At the start of this week, a technical recruiter at Meta (META) thought layoffs wouldn’t touch her, she told Yahoo Finance. She performed well at work, always meeting or exceeding expectations at a company that had prioritized attracting engineering talent for years. She was also in her third trimester of pregnancy.
“Until yesterday, I thought I’d be clear in this layoff,” she said, speaking on the condition of anonymity. “I didn’t think these layoffs would be to the scale that they are, or that I would be affected.”
But by 8:45 a.m. ET, she says, she was locked out of her computer, with access only to her work email.
“I tried to go look at benefits,” the recruiter said. “I typed it in our search bar, and it wouldn’t let me in, saying I needed internal access.”
Yahoo Finance spoke to three Meta employees who lost their jobs this week, all of whom spoke on the condition of anonymity over concerns that coming forward might affect their future prospects or benefits. They all provided documentation of their employment at the company.
Two common threads emerged from all three of them. First, they all said that management had spent the last few months saying that layoffs weren’t on the table. Second, they described a work environment that had shifted radically in recent days, especially after The Wall Street Journal reported on Monday that layoffs were imminent.
“Meta was kind of a dream company of mine to work for,” the recruiter said. “I really wanted to put my full faith in them, but seeing the scale of these layoffs and how they handled them, I don’t have a lot of faith in this company for the future.”
Meta is not the first tech company to have a mass layoff in recent days. Twitter began layoffs last week that affected 3,700 employees — about 50% of the company that’s now owned by billionaire Elon Musk — and those thundered across social media. Still, the Meta layoffs represent something new for the Facebook parent, as it’s the company’s first-ever major job cut in its nearly 19-year history. Twitter, meanwhile, has done layoffs before, for example in 2015, under then-CEO Jack Dorsey.
‘Paranoia and anxiety’
A product marketing manager, who joined the company less than a year ago, said that working at Meta was usually “confusing and convoluted,” but that something had shifted in recent days. Profound nervousness had set in for him and his co-workers, he told Yahoo Finance.

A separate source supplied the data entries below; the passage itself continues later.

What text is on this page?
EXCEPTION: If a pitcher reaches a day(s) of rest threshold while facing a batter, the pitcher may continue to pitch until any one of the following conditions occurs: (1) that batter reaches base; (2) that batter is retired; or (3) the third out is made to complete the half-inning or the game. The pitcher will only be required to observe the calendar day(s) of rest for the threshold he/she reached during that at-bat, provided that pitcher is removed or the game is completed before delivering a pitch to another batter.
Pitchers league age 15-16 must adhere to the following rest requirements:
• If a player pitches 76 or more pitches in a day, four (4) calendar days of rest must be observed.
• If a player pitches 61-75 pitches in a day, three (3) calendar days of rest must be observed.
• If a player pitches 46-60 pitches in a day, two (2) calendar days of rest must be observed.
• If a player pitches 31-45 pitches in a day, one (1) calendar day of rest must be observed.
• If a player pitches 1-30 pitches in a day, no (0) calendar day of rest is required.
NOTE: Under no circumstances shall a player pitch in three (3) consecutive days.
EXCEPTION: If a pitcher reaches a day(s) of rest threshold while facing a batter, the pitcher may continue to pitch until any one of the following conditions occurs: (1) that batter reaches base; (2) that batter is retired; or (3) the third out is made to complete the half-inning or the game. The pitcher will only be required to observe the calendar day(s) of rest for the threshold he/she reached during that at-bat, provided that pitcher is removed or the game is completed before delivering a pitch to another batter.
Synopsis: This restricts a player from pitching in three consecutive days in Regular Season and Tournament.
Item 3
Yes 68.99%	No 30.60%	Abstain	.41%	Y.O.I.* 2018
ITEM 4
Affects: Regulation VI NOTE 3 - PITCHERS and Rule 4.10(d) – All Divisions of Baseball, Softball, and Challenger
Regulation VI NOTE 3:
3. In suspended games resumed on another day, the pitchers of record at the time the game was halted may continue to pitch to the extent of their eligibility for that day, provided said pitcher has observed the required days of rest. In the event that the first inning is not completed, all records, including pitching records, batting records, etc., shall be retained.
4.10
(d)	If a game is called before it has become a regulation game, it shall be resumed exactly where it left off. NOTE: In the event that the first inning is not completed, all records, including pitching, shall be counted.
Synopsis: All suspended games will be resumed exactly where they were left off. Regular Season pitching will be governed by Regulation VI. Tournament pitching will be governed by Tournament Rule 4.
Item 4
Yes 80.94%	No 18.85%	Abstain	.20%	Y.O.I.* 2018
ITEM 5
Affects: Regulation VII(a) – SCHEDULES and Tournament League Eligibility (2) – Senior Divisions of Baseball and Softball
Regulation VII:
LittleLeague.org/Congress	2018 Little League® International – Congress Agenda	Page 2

“The last two days have been all paranoia and anxiety for every single person who works at the company,” he said on Wednesday. “We all thought, well, some of us aren’t going to be here by Thursday, so work stopped — there’s no work going on at Meta this week at all.”
The layoffs hit recruiting especially hard, but the cuts came in divisions across the company — including in the company’s metaverse operation, Reality Labs, all three confirmed.
Before the layoffs, staff were told not to come into the office, and the layoff emails came in waves, the employees told Yahoo Finance. The first round came in around 6 a.m. ET, and another wave came at 9 a.m. ET. One Reality Labs employee got the email at 9 a.m., just as she’d started to breathe a sigh of relief, she said.
“At Reality Labs, we were still thinking that this is top-priority, then two weeks ago there was a sudden stop,” she added. “We were just going off the speculation that ‘we’re Reality Labs, we’re going to be fine.’ Even that morning, as I was talking to people, I thought I was gonna be okay.”
Reality Labs has become somewhat infamous, as it has lost billions as the company pivots to the metaverse. In an internal email, CEO Mark Zuckerberg took responsibility for the layoffs, saying that he’d grossly miscalculated the operating climate.
“Not only has online commerce returned to prior trends, but the macroeconomic downturn, increased competition, and ads signal loss have caused our revenue to be much lower than I’d expected,” he told employees via email. “I got this wrong, and I take responsibility for that.”
The employees Yahoo Finance spoke with were divided on how satisfied they were with the benefits that they’re receiving, which include paying out remaining paid time off, 16 weeks of severance pay, and career and immigration support, according to documents obtained by Yahoo Finance. The pregnant technical recruiter said Meta didn’t provide enough clarity about the benefits, particularly regarding health care, while the other two said they were pleased with their packages.
Even with generous severance benefits, mass layoffs can carry legal risks and, if they’re not planned out, they can spur litigation.
“When companies do things like this hastily, they can make mistakes that create problems,” said Melissa Atkins, a labor and employment partner at Obermayer. “Even though something may be neutral on its face, it may be discriminatory in its impact.”
Twitter has already been hit with a proposed class action, which claims the company failed to give employees enough notice of the mass layoffs under the Worker Adjustment and Retraining Notification (WARN) Act.
Atkins is anticipating seeing more layoffs in the coming months, and it’s possible that we haven’t seen the last of cuts in Big Tech or at Meta.
“I think if my job had survived I’d still be really nervous right now,” one of the Meta employees said.
Meta shares are up 10% on the day as of market close on Thursday, but down about 66% year-to-date.